Mit dem ‚(be aware) der designpreis für inklusion 2021‘ lobte der design inclusion e.V. erstmalig einen bundesweiten Wettbewerb aus, der Designkonzepte von herausragender entwerferischer Qualität aus den Bereichen Industrie, Investition, Konsum, Infrastruktur und Mobilität mit einem inklusiven Ansatz in Entwicklung und Anwendung auszeichnet. Gesucht wurden Projekte, die reale Bedarfe decken und starke Lösungsansätze besitzen. Mit der Auszeichnung sollen innovative Ideen für Funktionalität und Nachhaltigkeit mit einer hohen sozialen Reichweite und inklusiven Wirkung gewürdigt sowie die Nachwuchsdesigner:innen gefördert und sensibilisiert werden. Idealerweise stellen die Entwürfe und Konzepte konkrete Anwendungsbezüge gemäß des Inclusive Design Ansatzes her. Beim (be aware) 2021 wurden Arbeiten von Studierenden aus 22 Hochschulen eingereicht.

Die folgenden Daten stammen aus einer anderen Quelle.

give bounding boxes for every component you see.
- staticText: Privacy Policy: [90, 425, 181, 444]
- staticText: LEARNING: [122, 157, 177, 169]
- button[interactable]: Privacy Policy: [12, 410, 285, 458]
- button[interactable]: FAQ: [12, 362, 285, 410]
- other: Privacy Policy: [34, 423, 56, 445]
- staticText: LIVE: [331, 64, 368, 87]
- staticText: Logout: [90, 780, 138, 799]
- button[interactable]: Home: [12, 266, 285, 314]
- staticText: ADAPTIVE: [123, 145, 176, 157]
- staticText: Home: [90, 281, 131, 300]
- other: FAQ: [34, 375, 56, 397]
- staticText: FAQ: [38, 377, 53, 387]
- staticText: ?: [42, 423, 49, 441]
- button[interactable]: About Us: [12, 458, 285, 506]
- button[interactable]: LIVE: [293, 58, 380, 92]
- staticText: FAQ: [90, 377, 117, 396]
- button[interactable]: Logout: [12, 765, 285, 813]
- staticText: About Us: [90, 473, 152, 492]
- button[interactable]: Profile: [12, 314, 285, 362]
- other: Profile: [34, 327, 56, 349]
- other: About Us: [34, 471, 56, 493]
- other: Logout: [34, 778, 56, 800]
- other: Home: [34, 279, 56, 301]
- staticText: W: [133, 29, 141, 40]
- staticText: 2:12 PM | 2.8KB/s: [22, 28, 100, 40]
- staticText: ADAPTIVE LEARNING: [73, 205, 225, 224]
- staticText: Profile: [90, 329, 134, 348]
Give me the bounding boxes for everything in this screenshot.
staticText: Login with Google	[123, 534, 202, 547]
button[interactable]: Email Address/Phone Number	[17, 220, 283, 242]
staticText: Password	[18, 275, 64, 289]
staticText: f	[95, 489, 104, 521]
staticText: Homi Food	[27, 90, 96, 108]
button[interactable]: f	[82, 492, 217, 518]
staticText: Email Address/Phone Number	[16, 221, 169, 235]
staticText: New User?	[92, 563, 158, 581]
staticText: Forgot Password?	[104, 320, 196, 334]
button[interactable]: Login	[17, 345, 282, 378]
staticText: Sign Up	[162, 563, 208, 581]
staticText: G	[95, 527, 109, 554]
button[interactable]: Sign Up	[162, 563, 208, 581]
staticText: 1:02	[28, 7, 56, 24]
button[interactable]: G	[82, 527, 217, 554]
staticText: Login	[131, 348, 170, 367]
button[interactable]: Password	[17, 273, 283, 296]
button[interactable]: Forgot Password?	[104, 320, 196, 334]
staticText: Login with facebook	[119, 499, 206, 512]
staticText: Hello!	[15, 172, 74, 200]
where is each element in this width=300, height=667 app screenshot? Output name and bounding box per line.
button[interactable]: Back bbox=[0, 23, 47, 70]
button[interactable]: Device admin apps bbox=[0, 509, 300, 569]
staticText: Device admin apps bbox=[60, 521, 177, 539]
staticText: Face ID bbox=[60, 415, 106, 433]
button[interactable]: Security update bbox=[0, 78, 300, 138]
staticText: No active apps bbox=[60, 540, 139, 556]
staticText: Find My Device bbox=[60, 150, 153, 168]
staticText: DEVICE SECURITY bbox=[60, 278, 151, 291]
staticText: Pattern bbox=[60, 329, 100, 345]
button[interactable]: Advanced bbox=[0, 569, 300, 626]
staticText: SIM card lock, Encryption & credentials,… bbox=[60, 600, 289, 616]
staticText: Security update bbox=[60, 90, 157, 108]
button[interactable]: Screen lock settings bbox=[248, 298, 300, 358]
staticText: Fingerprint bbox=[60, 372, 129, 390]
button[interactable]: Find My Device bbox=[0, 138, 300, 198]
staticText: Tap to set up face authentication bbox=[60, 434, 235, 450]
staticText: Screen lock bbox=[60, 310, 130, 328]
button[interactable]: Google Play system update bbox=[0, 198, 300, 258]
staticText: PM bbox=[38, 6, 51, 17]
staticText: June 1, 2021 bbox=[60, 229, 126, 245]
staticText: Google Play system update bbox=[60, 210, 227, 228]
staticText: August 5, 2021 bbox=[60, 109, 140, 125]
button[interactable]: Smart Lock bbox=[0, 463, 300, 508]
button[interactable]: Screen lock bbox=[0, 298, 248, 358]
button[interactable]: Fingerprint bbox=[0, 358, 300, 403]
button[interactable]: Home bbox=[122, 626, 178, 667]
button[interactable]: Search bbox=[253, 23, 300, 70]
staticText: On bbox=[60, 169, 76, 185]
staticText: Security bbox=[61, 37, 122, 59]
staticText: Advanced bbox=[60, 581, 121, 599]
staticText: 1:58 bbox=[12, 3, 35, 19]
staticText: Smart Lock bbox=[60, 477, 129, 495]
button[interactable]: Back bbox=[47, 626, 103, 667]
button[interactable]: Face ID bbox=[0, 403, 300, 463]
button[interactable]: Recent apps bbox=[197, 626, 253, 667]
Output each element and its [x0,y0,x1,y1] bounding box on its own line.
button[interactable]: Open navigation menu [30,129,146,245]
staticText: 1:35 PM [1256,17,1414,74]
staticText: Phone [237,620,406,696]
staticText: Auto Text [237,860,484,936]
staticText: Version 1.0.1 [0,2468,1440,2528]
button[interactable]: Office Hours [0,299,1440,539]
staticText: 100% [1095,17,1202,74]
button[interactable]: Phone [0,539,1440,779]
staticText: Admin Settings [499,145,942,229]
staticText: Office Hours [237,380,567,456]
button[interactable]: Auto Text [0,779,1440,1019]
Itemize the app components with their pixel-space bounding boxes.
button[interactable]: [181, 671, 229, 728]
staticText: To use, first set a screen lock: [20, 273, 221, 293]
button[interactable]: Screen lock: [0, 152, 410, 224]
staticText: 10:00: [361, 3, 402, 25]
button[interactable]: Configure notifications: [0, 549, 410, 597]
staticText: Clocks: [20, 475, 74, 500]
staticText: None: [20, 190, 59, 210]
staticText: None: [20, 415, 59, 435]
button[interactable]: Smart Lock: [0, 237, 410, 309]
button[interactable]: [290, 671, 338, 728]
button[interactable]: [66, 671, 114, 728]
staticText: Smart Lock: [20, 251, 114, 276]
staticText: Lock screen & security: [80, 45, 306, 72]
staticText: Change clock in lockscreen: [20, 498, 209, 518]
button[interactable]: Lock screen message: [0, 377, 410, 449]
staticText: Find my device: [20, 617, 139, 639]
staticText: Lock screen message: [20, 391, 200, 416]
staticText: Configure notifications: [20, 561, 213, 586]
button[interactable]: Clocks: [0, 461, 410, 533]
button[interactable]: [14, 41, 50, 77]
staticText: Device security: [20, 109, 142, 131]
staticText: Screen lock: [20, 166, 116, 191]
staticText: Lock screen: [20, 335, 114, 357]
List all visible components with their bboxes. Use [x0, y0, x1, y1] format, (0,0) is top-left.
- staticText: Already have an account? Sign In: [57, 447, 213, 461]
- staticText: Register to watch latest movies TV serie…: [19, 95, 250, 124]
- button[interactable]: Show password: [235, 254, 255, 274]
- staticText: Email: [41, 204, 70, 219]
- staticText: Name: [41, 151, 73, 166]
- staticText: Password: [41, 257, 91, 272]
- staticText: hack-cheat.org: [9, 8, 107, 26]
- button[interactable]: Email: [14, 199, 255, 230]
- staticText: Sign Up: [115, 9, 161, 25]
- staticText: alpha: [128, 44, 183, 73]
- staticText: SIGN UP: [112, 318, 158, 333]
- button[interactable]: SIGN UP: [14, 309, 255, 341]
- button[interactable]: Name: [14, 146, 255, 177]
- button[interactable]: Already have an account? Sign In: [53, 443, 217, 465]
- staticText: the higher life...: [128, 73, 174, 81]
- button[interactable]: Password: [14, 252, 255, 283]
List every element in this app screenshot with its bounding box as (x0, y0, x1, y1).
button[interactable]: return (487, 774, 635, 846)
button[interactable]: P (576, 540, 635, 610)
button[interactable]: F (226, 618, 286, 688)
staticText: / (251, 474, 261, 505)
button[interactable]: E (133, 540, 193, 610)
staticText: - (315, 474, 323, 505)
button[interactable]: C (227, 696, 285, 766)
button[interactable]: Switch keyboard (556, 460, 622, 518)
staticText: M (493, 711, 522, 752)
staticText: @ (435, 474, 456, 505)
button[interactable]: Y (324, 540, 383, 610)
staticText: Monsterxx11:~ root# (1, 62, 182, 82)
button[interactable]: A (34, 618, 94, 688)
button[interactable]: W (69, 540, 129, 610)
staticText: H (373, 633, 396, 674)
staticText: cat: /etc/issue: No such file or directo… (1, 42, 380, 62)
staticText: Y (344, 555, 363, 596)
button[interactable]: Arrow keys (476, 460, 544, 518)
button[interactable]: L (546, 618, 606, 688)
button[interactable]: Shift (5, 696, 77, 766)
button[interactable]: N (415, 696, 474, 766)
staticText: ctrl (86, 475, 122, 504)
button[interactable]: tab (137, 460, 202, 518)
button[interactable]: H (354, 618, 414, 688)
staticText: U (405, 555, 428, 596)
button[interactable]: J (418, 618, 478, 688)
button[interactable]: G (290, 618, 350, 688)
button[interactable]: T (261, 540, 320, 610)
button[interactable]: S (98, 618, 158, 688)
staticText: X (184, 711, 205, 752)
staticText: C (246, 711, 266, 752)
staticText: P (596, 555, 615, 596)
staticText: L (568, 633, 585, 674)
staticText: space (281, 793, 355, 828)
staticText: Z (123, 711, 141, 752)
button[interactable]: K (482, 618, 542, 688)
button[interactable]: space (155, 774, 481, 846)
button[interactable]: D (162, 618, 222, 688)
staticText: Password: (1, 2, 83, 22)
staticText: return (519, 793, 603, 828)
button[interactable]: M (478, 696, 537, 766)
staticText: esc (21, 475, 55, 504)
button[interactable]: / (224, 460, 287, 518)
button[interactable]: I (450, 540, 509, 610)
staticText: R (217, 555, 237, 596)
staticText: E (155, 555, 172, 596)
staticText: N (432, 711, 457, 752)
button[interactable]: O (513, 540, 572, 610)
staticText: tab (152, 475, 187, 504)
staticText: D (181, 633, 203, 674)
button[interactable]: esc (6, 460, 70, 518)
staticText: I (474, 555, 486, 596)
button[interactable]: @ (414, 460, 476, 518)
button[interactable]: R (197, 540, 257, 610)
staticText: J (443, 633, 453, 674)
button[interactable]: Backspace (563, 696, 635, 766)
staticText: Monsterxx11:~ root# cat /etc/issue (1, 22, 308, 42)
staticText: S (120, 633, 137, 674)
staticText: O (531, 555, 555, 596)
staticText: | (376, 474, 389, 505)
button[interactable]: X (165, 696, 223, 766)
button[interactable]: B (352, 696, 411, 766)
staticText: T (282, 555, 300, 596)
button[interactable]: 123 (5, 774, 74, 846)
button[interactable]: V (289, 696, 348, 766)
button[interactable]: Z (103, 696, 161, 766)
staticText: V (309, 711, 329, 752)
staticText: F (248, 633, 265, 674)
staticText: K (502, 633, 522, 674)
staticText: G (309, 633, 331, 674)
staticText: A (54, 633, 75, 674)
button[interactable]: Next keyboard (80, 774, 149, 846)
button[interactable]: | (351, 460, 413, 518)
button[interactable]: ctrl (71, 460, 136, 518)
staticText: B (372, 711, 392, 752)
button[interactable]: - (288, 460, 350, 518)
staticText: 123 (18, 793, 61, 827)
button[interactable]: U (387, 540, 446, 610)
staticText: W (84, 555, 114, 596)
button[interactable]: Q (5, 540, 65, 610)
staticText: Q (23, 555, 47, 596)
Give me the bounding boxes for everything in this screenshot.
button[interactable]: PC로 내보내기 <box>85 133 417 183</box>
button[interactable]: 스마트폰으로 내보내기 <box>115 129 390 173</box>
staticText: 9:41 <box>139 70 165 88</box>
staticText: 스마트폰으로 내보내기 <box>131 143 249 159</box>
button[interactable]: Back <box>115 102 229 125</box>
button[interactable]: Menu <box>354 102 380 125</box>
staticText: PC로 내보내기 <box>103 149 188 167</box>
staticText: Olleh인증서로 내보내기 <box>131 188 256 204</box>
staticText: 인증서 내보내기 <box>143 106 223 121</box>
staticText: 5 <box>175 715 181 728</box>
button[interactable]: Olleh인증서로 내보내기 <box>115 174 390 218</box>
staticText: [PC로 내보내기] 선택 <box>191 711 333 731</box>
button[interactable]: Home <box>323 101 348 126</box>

Dank der Unterstützung von privaten Stifterinnen und Stiftern konnten insgesamt 10.000 € Preisgeld vergeben werden. Der Vorstand und die Jury haben gemeinsam entschieden, das Preisgeld aufzuteilen, um das Engagement und die wertvollen Beiträge der Nominierten zum Thema Inklusion im Design zu würdigen. Somit erhielten alle nominierten Projekte 500 € und das Siegerprojekt durfte sich über 5.000 € freuen.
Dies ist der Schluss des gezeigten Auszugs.